Elena KozlovaLS Food
Walnuts: how to eat them to get more benefits

Walnuts are nourishing and energizing. They contain good fats, proteins and fibers, vitamins, and antioxidants, so they should definitely be included in your diet.

Walnuts contribute to the well-being of the heart and arteries due to the presence of:

– vitamin E, a powerful antioxidant that protects the body from free radicals;

– omega-3 and polyphenols, which improve blood circulation;

– arginine, which keeps blood vessels elastic.

In addition, the vitamin E contained in walnuts helps to increase the level of "good" cholesterol (HDL), while oleic acid reduces the level of triglycerides and "bad" cholesterol (LDL).

Eating walnuts regularly boosts the microbiota, aids digestion, prevents swelling, and promotes weight loss, according to the Italian publication riza.it.

To absorb all the nutrients, let them soak

Soaking walnuts for 12 hours in plenty of water and 2 tablespoons of salt allows them to be "activated" by removing phytic acid, which is not harmful but can interfere with the absorption of calcium, iron, and zinc. In this case, the water can be changed every 3-6 hours. Then you should rinse the nuts under running water and eat them wet or dried with a dryer.

A handful of walnuts wards off hunger and fatigue

The shape of the fruit, similar to the shape of the brain, makes it clear how well a walnut can affect an organ that is so similar to it. In fact, 4-5 nuts stimulate the brain in case of mental fatigue and acute stress. The same amount, thanks to the dose of proteins they contain, is an ideal snack to replenish energy and feel full between meals.

Winning combinations with legumes and oatmeal

For a better breakfast, soak 1 cup of peeled walnuts overnight, then rinse and mix with 3 cups of water. Strain and pour into a glass bottle: within 4-5 days you will have healthy nut milk. It is best drunk enriched with 2 tablespoons of whole grain oatmeal, accompanied by yogurt and seasonal fruit.

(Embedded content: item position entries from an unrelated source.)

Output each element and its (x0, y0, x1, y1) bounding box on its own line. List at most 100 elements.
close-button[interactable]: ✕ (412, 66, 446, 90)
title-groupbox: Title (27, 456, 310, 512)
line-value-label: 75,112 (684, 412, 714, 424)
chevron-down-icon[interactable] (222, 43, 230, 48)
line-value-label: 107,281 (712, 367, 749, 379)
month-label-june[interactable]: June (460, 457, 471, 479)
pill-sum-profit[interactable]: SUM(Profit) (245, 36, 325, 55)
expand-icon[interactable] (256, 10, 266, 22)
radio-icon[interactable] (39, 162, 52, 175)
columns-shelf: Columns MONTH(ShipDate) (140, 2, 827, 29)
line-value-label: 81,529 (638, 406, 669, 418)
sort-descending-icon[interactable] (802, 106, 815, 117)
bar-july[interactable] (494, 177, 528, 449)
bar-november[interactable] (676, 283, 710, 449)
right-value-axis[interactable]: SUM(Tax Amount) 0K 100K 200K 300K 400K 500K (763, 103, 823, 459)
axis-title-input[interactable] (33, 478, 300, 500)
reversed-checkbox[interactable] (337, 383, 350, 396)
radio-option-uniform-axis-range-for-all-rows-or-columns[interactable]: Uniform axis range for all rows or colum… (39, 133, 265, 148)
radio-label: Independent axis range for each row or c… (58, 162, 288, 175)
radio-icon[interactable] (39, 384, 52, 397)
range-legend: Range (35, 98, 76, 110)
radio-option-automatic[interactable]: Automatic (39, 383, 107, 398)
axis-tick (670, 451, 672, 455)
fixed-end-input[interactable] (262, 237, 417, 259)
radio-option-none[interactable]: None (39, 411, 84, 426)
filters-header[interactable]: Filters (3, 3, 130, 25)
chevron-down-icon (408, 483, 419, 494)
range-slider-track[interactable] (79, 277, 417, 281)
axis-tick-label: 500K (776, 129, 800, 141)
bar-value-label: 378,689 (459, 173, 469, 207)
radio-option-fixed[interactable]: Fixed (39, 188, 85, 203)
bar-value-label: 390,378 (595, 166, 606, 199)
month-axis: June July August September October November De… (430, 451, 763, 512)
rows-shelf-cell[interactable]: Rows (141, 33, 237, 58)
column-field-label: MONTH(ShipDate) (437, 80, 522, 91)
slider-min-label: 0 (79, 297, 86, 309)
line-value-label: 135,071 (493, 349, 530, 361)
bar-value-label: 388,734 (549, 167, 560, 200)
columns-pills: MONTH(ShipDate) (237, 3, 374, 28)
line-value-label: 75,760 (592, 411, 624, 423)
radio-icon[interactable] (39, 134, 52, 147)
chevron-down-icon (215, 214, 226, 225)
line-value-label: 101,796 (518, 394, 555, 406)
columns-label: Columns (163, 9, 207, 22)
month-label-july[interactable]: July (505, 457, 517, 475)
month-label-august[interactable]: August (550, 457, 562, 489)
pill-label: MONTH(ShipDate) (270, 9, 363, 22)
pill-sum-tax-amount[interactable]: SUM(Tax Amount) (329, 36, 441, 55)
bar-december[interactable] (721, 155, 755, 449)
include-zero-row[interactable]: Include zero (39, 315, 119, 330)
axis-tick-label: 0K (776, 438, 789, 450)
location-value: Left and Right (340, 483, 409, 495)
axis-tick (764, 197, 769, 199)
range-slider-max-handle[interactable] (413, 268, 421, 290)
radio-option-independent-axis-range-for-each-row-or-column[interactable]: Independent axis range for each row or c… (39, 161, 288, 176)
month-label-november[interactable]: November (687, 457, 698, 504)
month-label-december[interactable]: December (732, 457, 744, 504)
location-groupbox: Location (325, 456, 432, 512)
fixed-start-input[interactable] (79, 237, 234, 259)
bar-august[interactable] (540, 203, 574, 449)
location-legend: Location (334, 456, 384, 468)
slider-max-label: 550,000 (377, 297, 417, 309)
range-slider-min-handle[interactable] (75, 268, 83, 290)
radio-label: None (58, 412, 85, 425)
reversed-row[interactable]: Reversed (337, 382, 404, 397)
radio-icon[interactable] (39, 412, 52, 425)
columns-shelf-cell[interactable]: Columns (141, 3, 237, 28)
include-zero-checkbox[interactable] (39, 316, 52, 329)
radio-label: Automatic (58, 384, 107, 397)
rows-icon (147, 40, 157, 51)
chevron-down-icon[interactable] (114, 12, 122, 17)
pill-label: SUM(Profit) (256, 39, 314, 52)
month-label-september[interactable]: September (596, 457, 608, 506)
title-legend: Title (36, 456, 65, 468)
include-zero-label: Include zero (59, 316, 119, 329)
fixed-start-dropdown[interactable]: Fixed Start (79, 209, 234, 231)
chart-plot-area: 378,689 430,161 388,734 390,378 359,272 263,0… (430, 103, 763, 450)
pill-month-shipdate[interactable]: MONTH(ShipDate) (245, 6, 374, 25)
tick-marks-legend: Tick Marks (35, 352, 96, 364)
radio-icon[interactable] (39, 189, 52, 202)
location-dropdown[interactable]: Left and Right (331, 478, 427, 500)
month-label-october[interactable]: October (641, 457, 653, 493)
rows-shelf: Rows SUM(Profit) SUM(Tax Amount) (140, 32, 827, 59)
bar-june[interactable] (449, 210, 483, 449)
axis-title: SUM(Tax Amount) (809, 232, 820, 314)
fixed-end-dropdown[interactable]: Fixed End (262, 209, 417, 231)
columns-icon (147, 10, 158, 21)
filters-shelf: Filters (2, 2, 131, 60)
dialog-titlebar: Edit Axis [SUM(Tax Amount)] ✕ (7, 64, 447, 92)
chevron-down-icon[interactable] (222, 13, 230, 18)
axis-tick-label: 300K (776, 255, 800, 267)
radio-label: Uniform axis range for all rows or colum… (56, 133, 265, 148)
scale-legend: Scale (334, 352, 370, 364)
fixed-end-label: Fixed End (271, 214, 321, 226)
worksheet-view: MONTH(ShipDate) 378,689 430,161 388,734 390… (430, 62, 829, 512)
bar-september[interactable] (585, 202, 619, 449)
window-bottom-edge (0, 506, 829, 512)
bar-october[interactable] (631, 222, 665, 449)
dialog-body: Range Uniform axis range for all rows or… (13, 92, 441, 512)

Another ideal option consists of legumes and nuts because they keep the heart healthy and have anti-cholesterol effects. You can enjoy chickpea, onion, and bay leaf soup enriched with activated and chopped walnuts. Together, they are also great in salads.

WARNING. Walnuts are rich in nickel, so they are not suitable for people who are allergic to this substance or to dried fruits in general. They should also be avoided if you have kidney stones.